I've also read that there are cases where creating replica sets will help with the read performance of the database. Is my scenario one of the cases where this will help?
I'm threading my statistical calculations, but notice that the amount of time to complete the queries I run against mongoDB when doing these calculations triples when I thread them as opposed to running them synchronously. Is there anything I can do to improve the performance of the DB when I'm making requests against the same collection simultaneously?
No, MongoDB DOES NOT WORK BEST when the collection is in RAM. I have no idea who told you that but it is a common mis-conception about how MongoDB works.
MongoDB works best when it can not only fit your working set into RAM ( What does it mean to fit "working set" into RAM for MongoDB? ) but also load it in RAM at significantly great speed. One thing that can help the speed of paging in your working set is the size of your documents.

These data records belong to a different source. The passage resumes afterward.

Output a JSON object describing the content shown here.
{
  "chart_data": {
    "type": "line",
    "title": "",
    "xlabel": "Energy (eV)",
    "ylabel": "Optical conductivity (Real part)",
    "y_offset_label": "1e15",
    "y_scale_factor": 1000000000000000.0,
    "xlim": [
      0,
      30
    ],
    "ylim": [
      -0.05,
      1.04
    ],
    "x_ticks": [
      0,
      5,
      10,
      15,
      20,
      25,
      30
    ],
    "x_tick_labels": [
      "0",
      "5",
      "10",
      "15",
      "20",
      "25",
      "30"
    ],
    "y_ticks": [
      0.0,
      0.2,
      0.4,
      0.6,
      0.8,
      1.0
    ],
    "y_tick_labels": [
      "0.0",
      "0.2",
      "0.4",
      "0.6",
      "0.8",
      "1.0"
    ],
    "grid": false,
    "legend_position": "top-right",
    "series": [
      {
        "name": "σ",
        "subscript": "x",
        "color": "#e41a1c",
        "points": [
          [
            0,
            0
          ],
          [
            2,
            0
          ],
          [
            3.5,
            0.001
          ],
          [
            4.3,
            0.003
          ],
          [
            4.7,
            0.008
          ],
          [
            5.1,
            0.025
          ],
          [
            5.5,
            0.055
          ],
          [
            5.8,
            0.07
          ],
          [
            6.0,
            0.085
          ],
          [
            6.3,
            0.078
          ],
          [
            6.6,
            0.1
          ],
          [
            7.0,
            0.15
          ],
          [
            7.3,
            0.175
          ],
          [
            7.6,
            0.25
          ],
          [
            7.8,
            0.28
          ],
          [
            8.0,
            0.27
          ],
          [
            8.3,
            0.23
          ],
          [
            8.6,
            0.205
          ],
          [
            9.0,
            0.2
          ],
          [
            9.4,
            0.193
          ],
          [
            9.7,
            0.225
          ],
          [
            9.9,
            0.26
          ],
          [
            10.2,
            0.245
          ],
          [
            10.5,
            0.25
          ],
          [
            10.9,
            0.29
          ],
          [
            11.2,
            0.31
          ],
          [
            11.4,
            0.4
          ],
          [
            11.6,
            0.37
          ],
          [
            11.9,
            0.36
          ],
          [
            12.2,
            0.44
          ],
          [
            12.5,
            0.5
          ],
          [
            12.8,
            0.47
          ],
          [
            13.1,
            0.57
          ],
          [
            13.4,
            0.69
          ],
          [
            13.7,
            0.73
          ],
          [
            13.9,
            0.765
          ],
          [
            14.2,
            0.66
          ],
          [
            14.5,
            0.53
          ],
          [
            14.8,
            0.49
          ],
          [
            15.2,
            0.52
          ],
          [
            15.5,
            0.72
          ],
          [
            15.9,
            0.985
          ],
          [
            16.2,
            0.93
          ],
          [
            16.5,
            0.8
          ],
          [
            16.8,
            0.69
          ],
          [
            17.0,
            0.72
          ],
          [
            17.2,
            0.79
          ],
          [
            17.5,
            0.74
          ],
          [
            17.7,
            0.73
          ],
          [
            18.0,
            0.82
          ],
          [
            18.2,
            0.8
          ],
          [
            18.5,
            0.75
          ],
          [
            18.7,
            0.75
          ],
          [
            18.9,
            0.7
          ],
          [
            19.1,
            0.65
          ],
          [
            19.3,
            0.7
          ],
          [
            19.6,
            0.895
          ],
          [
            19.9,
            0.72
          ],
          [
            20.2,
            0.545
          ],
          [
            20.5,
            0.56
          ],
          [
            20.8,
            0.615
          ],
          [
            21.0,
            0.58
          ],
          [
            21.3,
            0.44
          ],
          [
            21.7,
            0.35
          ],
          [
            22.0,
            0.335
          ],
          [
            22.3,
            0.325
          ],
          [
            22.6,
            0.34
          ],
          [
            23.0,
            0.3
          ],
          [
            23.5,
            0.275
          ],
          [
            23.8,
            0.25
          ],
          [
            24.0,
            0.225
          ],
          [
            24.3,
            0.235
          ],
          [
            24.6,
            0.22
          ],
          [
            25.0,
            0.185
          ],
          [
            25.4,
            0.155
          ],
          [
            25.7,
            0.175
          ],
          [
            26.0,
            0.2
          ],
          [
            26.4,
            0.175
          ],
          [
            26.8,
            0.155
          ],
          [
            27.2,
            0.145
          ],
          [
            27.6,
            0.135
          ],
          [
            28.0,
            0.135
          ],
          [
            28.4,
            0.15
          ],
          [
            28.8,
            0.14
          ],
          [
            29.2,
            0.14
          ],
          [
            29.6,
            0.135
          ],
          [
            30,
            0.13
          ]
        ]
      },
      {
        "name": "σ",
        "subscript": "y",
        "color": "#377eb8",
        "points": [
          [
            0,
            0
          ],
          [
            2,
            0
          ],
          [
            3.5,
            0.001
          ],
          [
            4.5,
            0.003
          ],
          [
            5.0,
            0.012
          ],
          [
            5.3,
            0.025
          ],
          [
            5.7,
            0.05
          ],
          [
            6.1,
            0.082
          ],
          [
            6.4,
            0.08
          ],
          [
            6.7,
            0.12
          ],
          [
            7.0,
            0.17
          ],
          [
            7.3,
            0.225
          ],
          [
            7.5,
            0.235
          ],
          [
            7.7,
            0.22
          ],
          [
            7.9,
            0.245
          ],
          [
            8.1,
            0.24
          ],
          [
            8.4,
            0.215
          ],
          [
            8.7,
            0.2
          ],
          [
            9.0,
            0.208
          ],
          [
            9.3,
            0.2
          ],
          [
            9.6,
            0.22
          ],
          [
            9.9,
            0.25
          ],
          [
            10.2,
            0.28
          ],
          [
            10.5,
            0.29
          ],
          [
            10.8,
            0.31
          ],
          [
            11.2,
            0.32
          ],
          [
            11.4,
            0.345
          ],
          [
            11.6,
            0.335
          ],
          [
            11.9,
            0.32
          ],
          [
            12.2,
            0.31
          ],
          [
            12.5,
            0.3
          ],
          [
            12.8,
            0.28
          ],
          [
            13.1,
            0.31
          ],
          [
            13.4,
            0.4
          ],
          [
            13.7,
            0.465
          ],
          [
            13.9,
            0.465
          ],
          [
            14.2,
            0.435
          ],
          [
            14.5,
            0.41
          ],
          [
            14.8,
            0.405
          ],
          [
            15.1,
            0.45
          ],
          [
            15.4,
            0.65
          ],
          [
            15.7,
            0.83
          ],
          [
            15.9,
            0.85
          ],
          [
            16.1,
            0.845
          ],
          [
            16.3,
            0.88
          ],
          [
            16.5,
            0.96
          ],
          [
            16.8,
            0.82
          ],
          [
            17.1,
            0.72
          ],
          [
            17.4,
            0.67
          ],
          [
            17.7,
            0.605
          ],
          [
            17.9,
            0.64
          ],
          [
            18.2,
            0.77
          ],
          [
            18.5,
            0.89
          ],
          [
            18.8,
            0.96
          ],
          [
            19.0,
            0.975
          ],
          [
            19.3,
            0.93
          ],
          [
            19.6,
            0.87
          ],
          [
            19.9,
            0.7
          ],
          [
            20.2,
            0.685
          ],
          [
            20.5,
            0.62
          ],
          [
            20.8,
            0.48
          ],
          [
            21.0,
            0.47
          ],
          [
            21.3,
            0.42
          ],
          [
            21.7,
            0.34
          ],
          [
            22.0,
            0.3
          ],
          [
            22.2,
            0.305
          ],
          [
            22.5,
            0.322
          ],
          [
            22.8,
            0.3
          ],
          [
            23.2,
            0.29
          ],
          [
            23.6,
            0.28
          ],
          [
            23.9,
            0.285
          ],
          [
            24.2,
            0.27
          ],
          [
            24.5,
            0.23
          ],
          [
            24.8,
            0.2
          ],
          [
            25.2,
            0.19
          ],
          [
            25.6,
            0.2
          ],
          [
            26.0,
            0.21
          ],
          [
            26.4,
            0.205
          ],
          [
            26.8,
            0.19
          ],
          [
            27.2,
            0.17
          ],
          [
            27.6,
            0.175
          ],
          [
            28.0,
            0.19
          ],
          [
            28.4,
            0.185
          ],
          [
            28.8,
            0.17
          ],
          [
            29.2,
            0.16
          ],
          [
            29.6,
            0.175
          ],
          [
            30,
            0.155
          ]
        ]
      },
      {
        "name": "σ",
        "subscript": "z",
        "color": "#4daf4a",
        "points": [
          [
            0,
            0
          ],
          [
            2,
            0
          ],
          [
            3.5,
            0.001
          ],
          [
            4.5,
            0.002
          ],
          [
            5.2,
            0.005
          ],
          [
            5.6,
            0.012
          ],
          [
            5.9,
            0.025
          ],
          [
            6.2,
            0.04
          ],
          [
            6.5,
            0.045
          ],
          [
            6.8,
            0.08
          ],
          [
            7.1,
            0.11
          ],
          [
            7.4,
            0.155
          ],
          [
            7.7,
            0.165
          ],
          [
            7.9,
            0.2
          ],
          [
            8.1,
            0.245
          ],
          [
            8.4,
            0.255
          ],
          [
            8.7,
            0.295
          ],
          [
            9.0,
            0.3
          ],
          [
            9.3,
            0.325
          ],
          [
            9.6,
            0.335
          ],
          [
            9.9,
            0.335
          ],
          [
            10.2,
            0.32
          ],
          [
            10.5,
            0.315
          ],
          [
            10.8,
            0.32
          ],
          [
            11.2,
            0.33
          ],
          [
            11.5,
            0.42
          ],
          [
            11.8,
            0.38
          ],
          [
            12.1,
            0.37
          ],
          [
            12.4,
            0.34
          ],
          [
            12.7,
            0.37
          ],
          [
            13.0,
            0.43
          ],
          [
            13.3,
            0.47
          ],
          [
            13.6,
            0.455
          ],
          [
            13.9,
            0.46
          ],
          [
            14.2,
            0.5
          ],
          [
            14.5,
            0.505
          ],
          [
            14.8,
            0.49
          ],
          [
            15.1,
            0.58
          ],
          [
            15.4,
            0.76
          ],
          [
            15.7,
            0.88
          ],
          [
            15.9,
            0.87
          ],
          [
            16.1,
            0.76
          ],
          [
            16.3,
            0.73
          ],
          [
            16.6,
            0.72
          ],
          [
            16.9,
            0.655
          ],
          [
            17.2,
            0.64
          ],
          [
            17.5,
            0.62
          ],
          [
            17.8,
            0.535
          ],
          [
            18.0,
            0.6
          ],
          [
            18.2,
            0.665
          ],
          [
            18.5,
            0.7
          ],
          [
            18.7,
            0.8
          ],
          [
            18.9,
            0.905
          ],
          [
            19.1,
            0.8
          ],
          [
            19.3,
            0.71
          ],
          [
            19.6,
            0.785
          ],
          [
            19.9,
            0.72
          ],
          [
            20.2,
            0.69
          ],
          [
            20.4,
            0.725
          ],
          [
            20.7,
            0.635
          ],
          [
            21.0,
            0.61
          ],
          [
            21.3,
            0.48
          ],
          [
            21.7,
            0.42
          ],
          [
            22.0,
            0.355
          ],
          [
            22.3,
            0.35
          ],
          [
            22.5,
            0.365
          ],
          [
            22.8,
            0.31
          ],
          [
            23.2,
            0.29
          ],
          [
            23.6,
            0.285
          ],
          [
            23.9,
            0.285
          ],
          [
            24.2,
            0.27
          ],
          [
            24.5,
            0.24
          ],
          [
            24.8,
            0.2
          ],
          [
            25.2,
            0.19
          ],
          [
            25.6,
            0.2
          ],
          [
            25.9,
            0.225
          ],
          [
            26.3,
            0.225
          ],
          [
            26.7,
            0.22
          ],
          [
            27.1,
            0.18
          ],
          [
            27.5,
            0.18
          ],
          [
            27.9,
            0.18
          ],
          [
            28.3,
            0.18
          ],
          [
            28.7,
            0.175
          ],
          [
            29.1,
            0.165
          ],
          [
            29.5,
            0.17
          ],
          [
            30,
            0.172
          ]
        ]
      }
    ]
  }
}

This is one reason why MongoDB is limited to 16MB, it has been found that sizes greater start to have a seriously detremental performance impact. Basically you spend too much time loading your data from the disk, this is one reason for de-normalisation by logically splitting tables in SQL techs; to make them faster to load.
This means you may have to optimise both the size of the value and the size of the field name to match performance needs for your reads. You will of course also have to match hardware.
Replica sets are not actually designed to help with read performance, they are designed to give your data high availability by making automated failover. The topic you read suggests getting stale reads from secondaries. This, as has been proven (edit: since proven is a strong word and this is scenario based I'm going to say "found") recently, can actually be less performant than using PrimaryPreferred read preference.
As for improving performance we would need stats from you on page faults, IO bottlenecks and general mongostat and top.
About Point 1:
You can use the touch command to persuade the database to load a collection into memory. But keep in mind that this isn't permanent. When you don't access the cached documents soon, they will get uncached in favor of more frequently-used documents.
About Point 2 and 3:
Replica-sets are a good way to improve the performance of parallel read operations. Each server of a replica-set mirrors the whole data and can respond to any query on its own without having to contact the other servers. That means when you double the number of servers in your replica-set, you also double the performance of simultaneous queries.
Keep in mind that the read preferences you set on your connection might prevent it from using more than one server.
Alternatively you can build a sharded cluster, but this is technically a lot more complex than a replica-set and won't improve read-performance much when your queries don't match the shard-key of the collection or when you selected your shard-key in a way that the requests aren't evenly distributed between the shards.